63 Gençlerini ateş yuttu, Kızlarına düğün türküsü söylenmez oldu.
Юношей его поедал огонь, и девицам его не пели брачных песен;
64 Kâhinleri kılıç altında öldü, Dul kadınları ağlayamadı.
священники его падали от меча, и вдовы его не плакали.
65 O zaman Rab uykudan uyanır gibi, Şarabın rehavetinden ayılan bir yiğit gibi oldu.
Но, как бы от сна, воспрянул Господь, как бы исполин, побежденный вином,
66 Düşmanlarını püskürttü, Onları sonsuz utanca boğdu.
и поразил врагов его в тыл, вечному сраму предал их;
67 Tanrı Yusuf soyunu reddetti, Efrayim oymağını seçmedi;
и отверг шатер Иосифов и колена Ефремова не избрал,
68 Ancak Yahuda oymağını, Sevdiği Siyon Dağı'nı seçti.
а избрал колено Иудино, гору Сион, которую возлюбил.
69 Tapınağını doruklar gibi, Sonsuzluk için kurduğu yeryüzü gibi yaptı.
И устроил, как небо, святилище Свое и, как землю, утвердил его навек,
70 Kulu Davut'u seçti, Onu koyun ağılından aldı.

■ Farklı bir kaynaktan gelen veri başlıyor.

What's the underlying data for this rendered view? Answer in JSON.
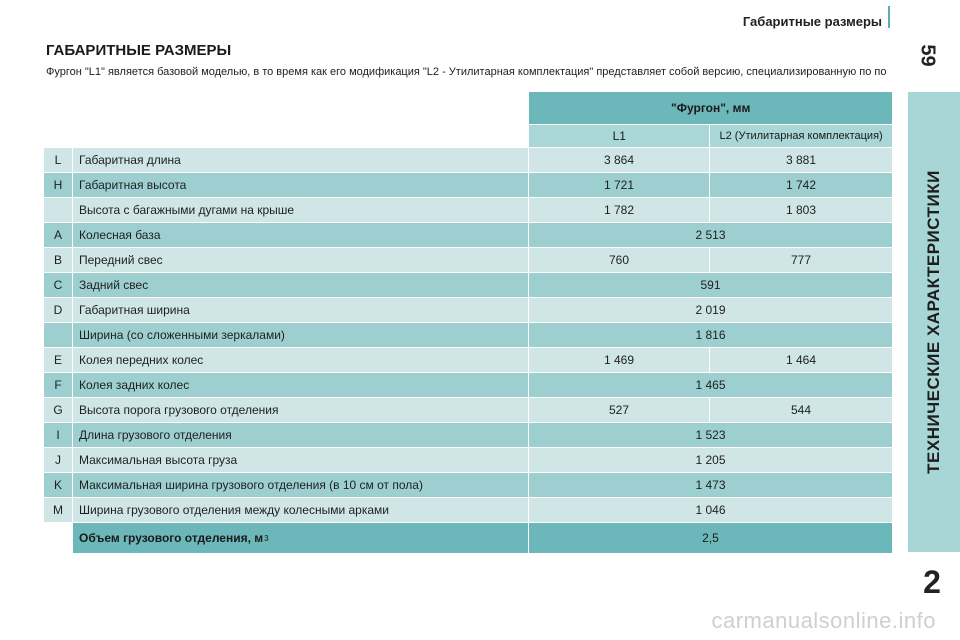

и избрал Давида, раба Своего, и взял его от дворов овчих
71 Halkı Yakup'u, kendi halkı İsrail'i gütmek için, Onu yavru kuzuların ardından getirdi.
и от доящих привел его пасти народ Свой, Иакова, и наследие Свое, Израиля.
72 Böylece Davut onlara dürüstçe çobanlık etti, Becerikli elleriyle onlara yol gösterdi.
И он пас их в чистоте сердца своего и руками мудрыми водил их.